JEFFERSON CITY, Mo. (AP) — Missouri lawmakers are returning to the capitol Monday for the second half of the 2018 legislative session in the shadow of legislative and criminal investigations into Republican Gov. Eric Greitens.
Republican leaders, who control both chambers, downplayed the impact of the governor’s legal problems on their work. A St. Louis grand jury indicted Greitens on felony invasion of privacy charges stemming from an extramarital affair in 2015, and the House of Representatives is conducting its own investigation. Separately, Attorney General Josh Hawley is investigating the charitable activities of The Mission Continues, a veterans charity Greitens founded, as it relates to the state’s consumer protection and charitable registration and reporting laws.
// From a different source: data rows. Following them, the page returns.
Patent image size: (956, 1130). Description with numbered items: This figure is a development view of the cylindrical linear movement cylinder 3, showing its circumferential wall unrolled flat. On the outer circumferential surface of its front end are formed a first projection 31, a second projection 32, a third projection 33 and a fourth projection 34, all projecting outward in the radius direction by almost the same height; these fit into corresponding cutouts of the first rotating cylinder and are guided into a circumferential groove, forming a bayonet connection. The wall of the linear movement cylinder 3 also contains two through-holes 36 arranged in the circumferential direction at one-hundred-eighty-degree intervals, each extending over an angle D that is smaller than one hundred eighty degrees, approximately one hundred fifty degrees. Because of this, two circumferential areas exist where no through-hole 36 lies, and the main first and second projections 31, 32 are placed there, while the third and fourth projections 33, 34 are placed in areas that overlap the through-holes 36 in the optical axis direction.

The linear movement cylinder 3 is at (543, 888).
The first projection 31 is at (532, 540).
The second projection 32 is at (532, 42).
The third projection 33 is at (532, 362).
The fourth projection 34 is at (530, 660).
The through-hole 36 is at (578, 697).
Senate President Pro Tem Ron Richard, R-Joplin, said that business was continuing as usual despite “a lot of the noise going on.”
The Missouri Senate approved 64 bills during the first half of the session. The House passed 161, the most in a decade. Aside from some movement on legislation to help children in foster care, little progress has been made on top policies proposed by the governor.
Only one bill has become law so far. It will require hotels, airports, and other establishments to display posters with information about human trafficking. The proposal had long been championed by Republican Rep. Cloria Brown of St.